50 YIL İÇİNDE TAMAMEN FARKLI OLACAK
Holcomb, "Yeni uzay yarışı bağlamında ayın manzarası 50 yıl içinde tamamen farklı olacak".Birden fazla ülke mevcut olacak ve bu da birçok zorluğa yol açacak. Amacımız ay statik efsanesini ortadan kaldırmak ve etkimizin yalnızca geçmişte değil, devam eden ve gelecekte de önemini vurgulamaktır. Çok geç olmadan ay yüzeyine etkimiz hakkında tartışmaları başlatmayı hedefliyoruz.” dedi. İnsanlığın aydaki izleri, esasen bir tür korumaya ihtiyaç duyan eserler olarak görülmeye başlandı.
KORUMANIN GERÇEKLEŞTİRİLMESİ ZOR
Araştırmacılar uzun zamandır Apollon iniş alanlarının bakımını yapma ve uzay mirasını korumak için geride bırakılan eşyaları kataloglama isteklerini dile getiriyorlardı. Ancak bu tür bir korumanın gerçekleştirilmesi zordur çünkü hiçbir ülke veya kuruluş ayın sahibi değildir.
DEĞERLİ KAYNAKLAR OLARAK ÖNEMLİ
Holcomb, "Çalışmalarımızda yinelenen bir tema, korumaya kararlı olduğumuz arkeolojik kayıtlara benzer şekilde, ay malzemelerinin ve aydaki ayak izlerinin değerli kaynaklar olarak önemidir.

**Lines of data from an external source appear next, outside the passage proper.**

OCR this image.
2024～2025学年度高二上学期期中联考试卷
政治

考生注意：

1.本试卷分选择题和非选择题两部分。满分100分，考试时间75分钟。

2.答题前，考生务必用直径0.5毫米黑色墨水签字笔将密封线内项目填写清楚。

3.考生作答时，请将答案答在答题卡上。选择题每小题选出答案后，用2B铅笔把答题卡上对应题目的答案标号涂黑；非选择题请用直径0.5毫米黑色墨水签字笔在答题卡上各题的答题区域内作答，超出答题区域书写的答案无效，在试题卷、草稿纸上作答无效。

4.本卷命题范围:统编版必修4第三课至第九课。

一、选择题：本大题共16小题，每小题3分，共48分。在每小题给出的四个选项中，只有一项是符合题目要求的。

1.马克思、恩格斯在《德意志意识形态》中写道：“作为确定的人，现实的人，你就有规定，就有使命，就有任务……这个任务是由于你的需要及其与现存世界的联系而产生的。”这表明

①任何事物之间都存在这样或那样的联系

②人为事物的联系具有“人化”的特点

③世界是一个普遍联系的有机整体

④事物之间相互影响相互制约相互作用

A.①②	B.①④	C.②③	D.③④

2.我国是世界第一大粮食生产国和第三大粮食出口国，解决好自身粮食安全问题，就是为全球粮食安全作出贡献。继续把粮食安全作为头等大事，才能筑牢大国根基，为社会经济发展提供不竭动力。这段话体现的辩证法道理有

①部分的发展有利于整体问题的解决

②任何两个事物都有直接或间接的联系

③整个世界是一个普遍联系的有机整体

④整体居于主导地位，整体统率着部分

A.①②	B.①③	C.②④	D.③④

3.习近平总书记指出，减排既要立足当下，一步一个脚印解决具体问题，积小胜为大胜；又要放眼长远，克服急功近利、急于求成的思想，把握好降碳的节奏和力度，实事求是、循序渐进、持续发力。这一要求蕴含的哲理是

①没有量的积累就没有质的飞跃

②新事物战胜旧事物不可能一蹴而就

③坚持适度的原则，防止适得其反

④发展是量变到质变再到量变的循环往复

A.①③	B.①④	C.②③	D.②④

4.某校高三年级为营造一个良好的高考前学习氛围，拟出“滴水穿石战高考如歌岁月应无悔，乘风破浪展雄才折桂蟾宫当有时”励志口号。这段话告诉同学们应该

Ay Antroposeni kavramı, ay yüzeyindeki etkimiz ve tarihi eserlerin korunması üzerindeki etkimiz konusunda farkındalık ve düşünceyi artırmayı amaçlıyor." dedi.
DÜNYAYA İLK AYAK BASTIĞI ZAMAN
Apollo 11'in aya inişi, insanların başka bir dünyaya ilk ayak bastığı zaman oldu. Araştırmacılar, astronotların ay tozunda bıraktığı ayak izlerinin belki de insanlığın devam eden yolculuğunun en sembolik izleri olduğunu ve muhtemelen gelecekte Mars gibi gezegenleri de kapsayacağını söyledi.
İÇ İÇE GEÇMİŞ DURUMDA
Holcomb, "Arkeologlar olarak aydaki ayak izlerini, insanlığın Afrika'dan çıkış yolculuğunun bir uzantısı, türümüzün varoluşunda çok önemli bir dönüm noktası olarak algılıyoruz. Bu izler evrimin kapsayıcı anlatımıyla iç içe geçmiş durumda. Bu çerçeve içerisinde yalnızca gezegen bilim adamlarının değil, aynı zamanda genellikle gezegen bilimiyle ilgili tartışmalara katılmayan arkeologların ve antropologların da ilgisini çekmeyi amaçlıyoruz.” dedi.